Homme-à-la-Peau-d'Ours-ill. A. Ortenzio

   L’homme à la peau d’ours

conte merveilleux de Grimm

Il était une fois un jeune gaillard qui s’était engagé dans l’armée et qui s’y comporta vaillamment; il était toujours le premier à l’assaut quand les autres hésitaient sous les balles. Tant que dura la guerre, tout alla bien pour lui; mais une fois la paix conclue, il reçut son congé et s’entendit signifier par son capitaine d’aller où bon lui semblerait. Ses parents étaient morts, il était sans foyer… alors il se rendit auprès de ses frères et il leur demanda de l’héberger jusqu’à la prochaine guerre.
Que veux-tu que nous fassions de toi ici? lui répondirent les frères, qui avaient le cœur sec et dur. Tu ne peux nous être utile en rien, et tu n’as qu’à veiller toi-même à te tirer d’affaire. Nous ne pouvons pas t’aider.

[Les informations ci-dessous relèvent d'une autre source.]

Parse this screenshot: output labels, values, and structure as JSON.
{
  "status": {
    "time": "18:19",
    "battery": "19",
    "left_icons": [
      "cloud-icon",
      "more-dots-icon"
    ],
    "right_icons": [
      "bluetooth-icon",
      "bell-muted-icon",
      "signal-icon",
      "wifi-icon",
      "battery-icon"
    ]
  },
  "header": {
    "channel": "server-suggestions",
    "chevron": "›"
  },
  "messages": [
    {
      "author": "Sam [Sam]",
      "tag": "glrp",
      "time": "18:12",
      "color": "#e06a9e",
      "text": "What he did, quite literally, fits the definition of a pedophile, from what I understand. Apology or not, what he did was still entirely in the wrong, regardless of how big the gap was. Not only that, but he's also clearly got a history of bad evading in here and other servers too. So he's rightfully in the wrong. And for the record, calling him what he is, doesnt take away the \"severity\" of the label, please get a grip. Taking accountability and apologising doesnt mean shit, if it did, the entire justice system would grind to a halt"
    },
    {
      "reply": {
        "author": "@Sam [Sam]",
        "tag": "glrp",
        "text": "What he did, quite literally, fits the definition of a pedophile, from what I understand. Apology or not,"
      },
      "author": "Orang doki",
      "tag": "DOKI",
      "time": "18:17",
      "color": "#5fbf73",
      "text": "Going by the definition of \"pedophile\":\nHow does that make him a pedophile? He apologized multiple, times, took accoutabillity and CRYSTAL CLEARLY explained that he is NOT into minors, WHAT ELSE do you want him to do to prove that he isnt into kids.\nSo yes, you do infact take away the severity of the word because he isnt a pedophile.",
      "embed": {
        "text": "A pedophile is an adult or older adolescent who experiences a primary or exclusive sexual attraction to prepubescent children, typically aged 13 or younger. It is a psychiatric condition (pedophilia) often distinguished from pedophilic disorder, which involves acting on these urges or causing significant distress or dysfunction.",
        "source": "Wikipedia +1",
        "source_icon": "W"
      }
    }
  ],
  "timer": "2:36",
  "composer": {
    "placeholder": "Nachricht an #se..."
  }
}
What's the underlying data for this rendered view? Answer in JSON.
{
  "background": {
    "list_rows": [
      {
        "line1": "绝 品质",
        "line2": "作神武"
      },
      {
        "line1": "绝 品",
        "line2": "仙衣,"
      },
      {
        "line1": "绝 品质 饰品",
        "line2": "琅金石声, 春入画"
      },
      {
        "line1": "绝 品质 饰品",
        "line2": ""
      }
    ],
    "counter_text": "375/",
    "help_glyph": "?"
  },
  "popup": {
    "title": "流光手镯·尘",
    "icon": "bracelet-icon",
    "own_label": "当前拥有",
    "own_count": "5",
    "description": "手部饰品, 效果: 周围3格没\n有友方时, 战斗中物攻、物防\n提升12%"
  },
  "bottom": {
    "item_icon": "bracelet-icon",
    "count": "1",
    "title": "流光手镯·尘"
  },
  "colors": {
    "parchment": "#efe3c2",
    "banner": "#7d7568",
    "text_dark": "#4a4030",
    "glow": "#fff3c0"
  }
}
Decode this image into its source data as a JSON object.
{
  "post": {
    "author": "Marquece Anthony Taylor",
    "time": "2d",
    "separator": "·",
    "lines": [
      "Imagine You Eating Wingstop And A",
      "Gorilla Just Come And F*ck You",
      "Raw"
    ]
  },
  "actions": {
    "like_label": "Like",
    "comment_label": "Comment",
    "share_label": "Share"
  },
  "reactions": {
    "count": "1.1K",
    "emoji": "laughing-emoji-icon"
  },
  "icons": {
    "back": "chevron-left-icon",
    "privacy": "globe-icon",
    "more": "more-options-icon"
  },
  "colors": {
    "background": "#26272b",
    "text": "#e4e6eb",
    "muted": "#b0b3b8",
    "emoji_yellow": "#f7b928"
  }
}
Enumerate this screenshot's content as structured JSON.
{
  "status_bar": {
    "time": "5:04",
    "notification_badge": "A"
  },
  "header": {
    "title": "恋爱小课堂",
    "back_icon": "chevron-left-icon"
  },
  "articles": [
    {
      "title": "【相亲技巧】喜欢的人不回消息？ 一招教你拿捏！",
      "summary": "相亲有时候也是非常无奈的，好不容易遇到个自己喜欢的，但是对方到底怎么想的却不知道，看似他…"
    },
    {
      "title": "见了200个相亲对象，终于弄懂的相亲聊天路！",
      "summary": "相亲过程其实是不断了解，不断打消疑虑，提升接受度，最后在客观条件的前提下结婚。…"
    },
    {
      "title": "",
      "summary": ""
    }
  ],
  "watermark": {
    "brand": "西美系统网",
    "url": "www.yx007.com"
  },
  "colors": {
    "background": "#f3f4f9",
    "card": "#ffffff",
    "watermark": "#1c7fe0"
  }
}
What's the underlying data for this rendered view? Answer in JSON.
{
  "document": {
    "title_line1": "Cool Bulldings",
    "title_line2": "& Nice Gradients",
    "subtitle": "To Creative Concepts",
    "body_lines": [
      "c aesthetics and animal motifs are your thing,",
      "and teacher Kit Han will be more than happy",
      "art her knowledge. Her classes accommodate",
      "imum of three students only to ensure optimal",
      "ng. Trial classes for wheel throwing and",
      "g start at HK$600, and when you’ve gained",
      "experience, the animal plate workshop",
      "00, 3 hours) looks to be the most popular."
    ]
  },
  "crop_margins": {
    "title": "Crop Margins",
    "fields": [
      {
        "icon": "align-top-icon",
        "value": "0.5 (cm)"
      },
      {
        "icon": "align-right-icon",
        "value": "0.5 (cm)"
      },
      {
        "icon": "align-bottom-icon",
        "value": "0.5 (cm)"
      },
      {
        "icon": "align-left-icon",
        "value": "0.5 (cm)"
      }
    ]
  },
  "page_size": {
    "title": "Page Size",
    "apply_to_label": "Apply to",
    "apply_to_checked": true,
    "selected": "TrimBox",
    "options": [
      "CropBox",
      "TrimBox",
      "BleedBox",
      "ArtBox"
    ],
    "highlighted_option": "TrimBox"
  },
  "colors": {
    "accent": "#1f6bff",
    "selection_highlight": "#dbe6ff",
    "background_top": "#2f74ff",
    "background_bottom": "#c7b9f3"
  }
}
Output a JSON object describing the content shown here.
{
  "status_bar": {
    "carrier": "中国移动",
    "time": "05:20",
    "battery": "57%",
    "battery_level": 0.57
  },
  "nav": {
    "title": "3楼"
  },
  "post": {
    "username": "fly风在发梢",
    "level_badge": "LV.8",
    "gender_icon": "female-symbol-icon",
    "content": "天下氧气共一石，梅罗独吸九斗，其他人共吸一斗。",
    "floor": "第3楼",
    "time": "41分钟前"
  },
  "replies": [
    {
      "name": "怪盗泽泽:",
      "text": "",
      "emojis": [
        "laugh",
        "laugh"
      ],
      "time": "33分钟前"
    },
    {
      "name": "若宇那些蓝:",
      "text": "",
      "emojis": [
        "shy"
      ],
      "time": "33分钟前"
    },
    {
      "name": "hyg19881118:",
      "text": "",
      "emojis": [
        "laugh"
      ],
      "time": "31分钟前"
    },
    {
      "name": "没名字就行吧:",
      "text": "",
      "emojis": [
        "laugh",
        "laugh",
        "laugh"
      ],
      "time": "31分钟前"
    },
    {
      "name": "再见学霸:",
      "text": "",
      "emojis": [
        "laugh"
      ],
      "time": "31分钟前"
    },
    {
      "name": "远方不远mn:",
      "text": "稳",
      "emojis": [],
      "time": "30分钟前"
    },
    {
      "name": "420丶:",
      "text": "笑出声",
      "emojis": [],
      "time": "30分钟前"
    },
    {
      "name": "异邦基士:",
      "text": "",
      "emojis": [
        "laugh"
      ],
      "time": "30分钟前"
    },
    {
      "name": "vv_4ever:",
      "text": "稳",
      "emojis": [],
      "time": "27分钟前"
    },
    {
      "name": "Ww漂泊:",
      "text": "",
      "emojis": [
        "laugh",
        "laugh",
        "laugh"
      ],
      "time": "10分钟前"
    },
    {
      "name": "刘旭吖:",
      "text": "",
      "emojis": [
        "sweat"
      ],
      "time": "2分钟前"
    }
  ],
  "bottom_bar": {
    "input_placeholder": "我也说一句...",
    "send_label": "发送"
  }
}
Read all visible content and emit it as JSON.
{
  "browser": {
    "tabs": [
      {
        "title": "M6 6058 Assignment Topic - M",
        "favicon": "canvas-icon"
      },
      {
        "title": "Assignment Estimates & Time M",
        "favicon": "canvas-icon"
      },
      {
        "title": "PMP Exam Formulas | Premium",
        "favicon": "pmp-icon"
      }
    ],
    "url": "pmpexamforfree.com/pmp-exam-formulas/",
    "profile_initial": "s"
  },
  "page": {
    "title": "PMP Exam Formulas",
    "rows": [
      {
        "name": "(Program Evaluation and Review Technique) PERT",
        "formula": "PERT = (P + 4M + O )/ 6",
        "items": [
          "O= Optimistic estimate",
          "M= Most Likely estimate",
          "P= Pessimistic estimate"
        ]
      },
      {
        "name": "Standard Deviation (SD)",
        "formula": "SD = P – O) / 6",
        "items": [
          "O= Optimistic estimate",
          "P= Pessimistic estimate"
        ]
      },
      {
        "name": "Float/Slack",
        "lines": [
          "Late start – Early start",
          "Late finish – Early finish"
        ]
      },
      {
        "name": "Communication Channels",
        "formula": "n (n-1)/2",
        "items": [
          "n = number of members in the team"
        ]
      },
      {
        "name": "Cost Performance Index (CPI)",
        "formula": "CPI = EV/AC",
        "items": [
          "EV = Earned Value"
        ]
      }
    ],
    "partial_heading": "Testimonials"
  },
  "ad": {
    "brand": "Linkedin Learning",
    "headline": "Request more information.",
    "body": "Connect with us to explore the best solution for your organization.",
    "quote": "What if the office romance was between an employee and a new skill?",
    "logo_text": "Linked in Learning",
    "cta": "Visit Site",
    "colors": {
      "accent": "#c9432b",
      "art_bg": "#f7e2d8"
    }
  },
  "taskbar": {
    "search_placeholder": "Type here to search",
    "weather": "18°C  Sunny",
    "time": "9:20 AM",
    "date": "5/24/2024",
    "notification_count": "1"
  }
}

N’ayant pour seul bien que son fusil, le soldat se le mit à l’épaule et s’en alla par le vaste monde. Il arriva dans une vaste plaine où il n’y avait qu’un seul bosquet, il s’y achemina et tristement, il se laissa tomber à l’ombre d’un arbre, songeant à son misérable destin. « Sans argent, sans métier, que puis-je devenir? se disait-il. Je ne sais que combattre, et maintenant que la paix est conclue, ils n’ont plus besoin de moi. Hélas je finirai par mourir de faim! « 

Il entendit soudain un bruissement derrière lui : il se retourna et vit un inconnu planté là, tout habillé de vert, l’air cossu, mais avec un affreux pied de cheval.

  • Je sais déjà ce qu’il te faut, déclara l’homme : de l’argent et du confort. Tu en auras autant que tu voudras et que tu pourras en porter mais auparavant, il faut m’assurer que tu n’as pas peur car je ne donne rien aux poltrons!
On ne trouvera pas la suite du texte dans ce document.